Un atelier de crochet a été mis en place au mois de décembre à la bibliothèque des Capucins, et a été l’occasion de promouvoir à nouveau l’existence de la créathèque, mais il s’agit d’une animation ponctuelle et non régulière comme à Strasbourg.
Retour sur le fonctionnement du service, quelques mois après son lancement
Il est intéressant de noter deux tendances inverses dans ces bibliothèques : à Strasbourg, les pelotes trouvent rapidement un nouveau foyer, tandis que les coupons de tissus ne rencontrent pas un grand succès. A Rouen, c’est le phénomène opposé : les tissus (mais aussi les livres) sont ce qui est le plus vite troqué, tandis que les pelotes de laine et coton restent longtemps dans la créathèque.
Une importante partie des dons et l’animation d’ateliers repose sur les centres d’intérêt personnels et compétences en loisirs créatifs des bibliothécaires, il faut donc avoir dans l’équipe des personnes familiarisées avec le DIY pour la réussite de ce projet.

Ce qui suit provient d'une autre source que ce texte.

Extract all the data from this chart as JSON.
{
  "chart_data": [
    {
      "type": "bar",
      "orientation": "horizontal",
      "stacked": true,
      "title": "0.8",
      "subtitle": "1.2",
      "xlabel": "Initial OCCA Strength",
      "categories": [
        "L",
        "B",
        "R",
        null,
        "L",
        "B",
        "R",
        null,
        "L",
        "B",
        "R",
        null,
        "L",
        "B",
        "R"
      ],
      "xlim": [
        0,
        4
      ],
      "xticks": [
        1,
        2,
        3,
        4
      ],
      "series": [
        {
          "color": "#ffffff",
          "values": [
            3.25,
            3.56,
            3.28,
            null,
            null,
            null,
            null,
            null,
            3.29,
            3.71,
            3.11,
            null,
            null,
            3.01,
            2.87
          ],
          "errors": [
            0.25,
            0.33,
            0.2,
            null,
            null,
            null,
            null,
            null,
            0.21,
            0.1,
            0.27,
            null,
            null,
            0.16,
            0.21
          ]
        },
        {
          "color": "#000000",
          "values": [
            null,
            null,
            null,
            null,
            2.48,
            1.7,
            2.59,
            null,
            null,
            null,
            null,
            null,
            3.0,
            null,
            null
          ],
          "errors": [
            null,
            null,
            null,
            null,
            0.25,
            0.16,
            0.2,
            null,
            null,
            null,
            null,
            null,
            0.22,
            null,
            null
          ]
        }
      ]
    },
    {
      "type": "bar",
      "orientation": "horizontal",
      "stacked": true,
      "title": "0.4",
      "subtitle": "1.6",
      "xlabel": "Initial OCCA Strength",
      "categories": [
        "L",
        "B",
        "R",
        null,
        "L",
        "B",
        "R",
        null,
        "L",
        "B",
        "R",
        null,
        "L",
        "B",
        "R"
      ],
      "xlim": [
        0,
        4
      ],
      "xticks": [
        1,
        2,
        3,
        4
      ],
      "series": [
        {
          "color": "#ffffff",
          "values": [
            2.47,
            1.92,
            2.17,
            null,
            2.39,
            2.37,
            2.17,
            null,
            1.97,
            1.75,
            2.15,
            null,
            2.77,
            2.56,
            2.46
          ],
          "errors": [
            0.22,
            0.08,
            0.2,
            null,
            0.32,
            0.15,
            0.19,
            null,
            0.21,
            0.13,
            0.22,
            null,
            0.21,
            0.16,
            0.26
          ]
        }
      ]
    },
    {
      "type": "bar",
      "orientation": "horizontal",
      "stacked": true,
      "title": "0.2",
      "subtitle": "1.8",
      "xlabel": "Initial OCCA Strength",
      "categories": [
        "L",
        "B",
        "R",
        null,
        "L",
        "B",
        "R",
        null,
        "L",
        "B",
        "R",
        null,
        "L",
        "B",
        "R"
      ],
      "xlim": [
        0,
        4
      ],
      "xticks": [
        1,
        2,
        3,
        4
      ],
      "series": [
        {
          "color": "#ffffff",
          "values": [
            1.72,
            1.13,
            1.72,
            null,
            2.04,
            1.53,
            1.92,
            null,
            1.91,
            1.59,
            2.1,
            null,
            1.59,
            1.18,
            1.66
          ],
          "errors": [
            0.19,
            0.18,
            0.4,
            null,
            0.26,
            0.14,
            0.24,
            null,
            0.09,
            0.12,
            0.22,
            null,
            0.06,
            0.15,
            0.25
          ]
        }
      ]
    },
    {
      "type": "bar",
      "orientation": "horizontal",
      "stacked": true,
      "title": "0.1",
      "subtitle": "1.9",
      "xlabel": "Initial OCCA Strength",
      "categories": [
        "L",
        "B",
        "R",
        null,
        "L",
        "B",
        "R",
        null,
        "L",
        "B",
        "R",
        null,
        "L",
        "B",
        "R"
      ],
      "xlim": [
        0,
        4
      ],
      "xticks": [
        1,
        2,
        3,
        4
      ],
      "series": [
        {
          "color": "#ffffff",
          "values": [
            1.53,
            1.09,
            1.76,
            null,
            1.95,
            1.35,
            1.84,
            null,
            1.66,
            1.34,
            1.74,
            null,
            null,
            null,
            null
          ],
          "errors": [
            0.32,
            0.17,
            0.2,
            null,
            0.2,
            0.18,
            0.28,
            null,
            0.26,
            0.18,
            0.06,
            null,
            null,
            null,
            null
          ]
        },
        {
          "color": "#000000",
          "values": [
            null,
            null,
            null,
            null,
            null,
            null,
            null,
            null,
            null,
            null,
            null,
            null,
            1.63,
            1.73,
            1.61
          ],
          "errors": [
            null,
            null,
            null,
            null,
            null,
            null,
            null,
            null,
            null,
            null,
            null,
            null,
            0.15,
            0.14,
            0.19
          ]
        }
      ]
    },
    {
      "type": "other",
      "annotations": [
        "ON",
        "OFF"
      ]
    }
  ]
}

Cela étant, après quelques mois de recul, les bibliothécaires de Strasbourg comme de Rouen relatent que ce service est autonome et ne demande pas aux bibliothécaires une gestion importante, les dons se font directement dans le mobilier prévu à cet effet, sans intervention des agents. Ils vont régulièrement voir ce qui y est proposé, par curiosité, mais ont rarement besoin de faire du « désherbage », les dons sont de bonne qualité. Un tri est fait un peu plus régulièrement à la médiathèque Olympe de Gouge, où il s’est parfois trouvé des restes de pelotes de laine qui ne permettaient pas la réalisation d’un ouvrage.